We could also say that perhaps it is payback time, because at the beginning of the twentieth century it was photography that put many painters out of business of painting family portraits. We could argue that photography did not actually destroy painting as a practice as we could say that the iPhone and Instagram will not truly destroy photography as a professional practice, because no matter how many millions of people can readily take a snapshot, most will not go out of their way to stage photo shoots, or create photographic panoramas in miniature. One might say that photography’s salvation can only lie in increasingly obscure methods of shooting or avant-garde methods, pictures might therefore attempt to resist their commodification but also resist the appropriation and democratization process itself, and perhaps the only way to accomplish this is through criticism, which brings us back to George Zimmerman.

Taking the example of Gacy, let us look at the social and psychological context of Zimmerman’s work. Gacy’s works have been sold for thousands of dollars and the implications are that a work of art by a serial murderer, without any art training, credentials, skill or artistic passion, must rely on the status of celebrity, notoriety and fascination with the shadow side of human nature to create value in a work of art. Zimmerman in this case is a weak example of jus t such a fascination. He did not murder dozens of victims and bury them under his house like Gacy, he was not responsible for the deaths, displacement and ruined lives of hundreds of thousands of Middle Eastern citizens like Bush. Yet he did set a precedent with this particular type of work. In the art world, much like in Hollywood, when celebrity no longer has to rely on a particular skill, just celebrity itself, status given over by celebrity is enough to sell work. How much different is the case of Jeff Koons, whose career as an artist was preceded by one as commodities broker? Though he studied art in college, his insider contacts from trading were what really got him started on a career of super stardom since he could use those contacts to peddle his own mediocre art. Is not Zimmerman’s just another case of an individual (ab)using a particular system, in place such as it is, for his own benefit? It would be silly to simply dismiss his work as hacky (it is) or as the worst kind of kitsch (which it is also), anyone with a minimum amount of knowledge knows this. The point is much more radical. In the wake of the Beuysian truism “everyone is an artist”, Zimmerman is doing exactly what many of us would do should the opportunity present itself, by this is meant the unflinching self-merchandising and crass (mis)use of the term. In a typical class of thirty kids, it is usually the biggest idiot who takes the rest of the class down with him, if he is the one disrupting class and does not own up to his own idiocy.
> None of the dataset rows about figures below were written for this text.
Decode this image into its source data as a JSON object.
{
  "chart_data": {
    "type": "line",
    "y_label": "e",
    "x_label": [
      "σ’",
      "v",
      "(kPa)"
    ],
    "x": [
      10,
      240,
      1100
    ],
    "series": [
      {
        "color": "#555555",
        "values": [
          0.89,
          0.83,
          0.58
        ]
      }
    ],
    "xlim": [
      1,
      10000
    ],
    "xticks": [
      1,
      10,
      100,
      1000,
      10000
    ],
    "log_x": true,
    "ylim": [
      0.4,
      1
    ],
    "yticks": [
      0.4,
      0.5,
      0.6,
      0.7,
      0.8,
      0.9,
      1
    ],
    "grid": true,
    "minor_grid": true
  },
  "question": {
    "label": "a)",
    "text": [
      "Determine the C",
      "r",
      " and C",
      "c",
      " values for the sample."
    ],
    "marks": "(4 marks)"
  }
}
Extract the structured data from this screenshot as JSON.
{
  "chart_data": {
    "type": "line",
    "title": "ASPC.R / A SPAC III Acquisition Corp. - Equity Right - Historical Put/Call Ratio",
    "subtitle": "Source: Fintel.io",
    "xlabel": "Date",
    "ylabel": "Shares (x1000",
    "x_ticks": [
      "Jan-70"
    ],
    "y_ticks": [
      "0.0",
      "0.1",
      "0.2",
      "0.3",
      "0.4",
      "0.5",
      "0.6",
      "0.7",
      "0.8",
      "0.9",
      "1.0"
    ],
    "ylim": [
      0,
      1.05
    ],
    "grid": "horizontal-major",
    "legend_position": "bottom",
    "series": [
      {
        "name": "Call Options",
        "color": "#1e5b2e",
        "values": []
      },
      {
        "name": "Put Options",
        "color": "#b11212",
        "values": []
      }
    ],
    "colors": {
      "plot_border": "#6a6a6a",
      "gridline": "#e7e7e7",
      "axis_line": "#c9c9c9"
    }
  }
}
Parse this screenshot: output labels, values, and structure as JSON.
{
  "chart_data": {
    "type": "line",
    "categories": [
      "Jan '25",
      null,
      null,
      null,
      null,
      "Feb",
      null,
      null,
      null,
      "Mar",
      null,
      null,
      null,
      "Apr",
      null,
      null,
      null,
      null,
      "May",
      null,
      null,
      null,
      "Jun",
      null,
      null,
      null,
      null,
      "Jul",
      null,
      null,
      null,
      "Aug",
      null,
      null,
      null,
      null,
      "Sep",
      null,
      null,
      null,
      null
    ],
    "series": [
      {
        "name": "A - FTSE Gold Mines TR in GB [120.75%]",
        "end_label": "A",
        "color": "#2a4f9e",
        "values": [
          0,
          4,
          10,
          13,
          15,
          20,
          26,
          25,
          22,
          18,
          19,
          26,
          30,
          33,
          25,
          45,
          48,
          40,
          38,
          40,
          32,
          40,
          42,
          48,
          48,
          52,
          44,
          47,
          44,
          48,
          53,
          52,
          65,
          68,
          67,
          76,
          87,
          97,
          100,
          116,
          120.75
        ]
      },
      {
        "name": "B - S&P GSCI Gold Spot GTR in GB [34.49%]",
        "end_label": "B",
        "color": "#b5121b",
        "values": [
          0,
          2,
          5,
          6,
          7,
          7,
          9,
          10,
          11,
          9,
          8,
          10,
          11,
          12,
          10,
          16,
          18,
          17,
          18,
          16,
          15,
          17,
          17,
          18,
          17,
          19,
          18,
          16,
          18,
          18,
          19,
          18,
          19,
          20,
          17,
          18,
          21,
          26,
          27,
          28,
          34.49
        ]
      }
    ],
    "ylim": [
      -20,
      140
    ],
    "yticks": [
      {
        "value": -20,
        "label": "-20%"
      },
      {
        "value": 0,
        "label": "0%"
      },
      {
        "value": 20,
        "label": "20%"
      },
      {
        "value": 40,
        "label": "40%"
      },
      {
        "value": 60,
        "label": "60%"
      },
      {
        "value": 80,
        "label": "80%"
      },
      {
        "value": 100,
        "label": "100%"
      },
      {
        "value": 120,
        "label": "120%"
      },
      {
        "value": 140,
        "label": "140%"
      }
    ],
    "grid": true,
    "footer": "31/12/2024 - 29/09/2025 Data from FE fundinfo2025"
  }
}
The teacher will usually punish the entire class rather than look for the culprit. Does this not seem like the obverse of the situation with contemporary art, where a handful of hacks are able to undermine generations of honest work in a matter of hours on the auction house floor?

Predictably, Zimmerman’s painting sold for $100,000 and Zimmerman himself became an “artist” after painting only a single piece. It is hard to say whether it is time to laugh or to cry.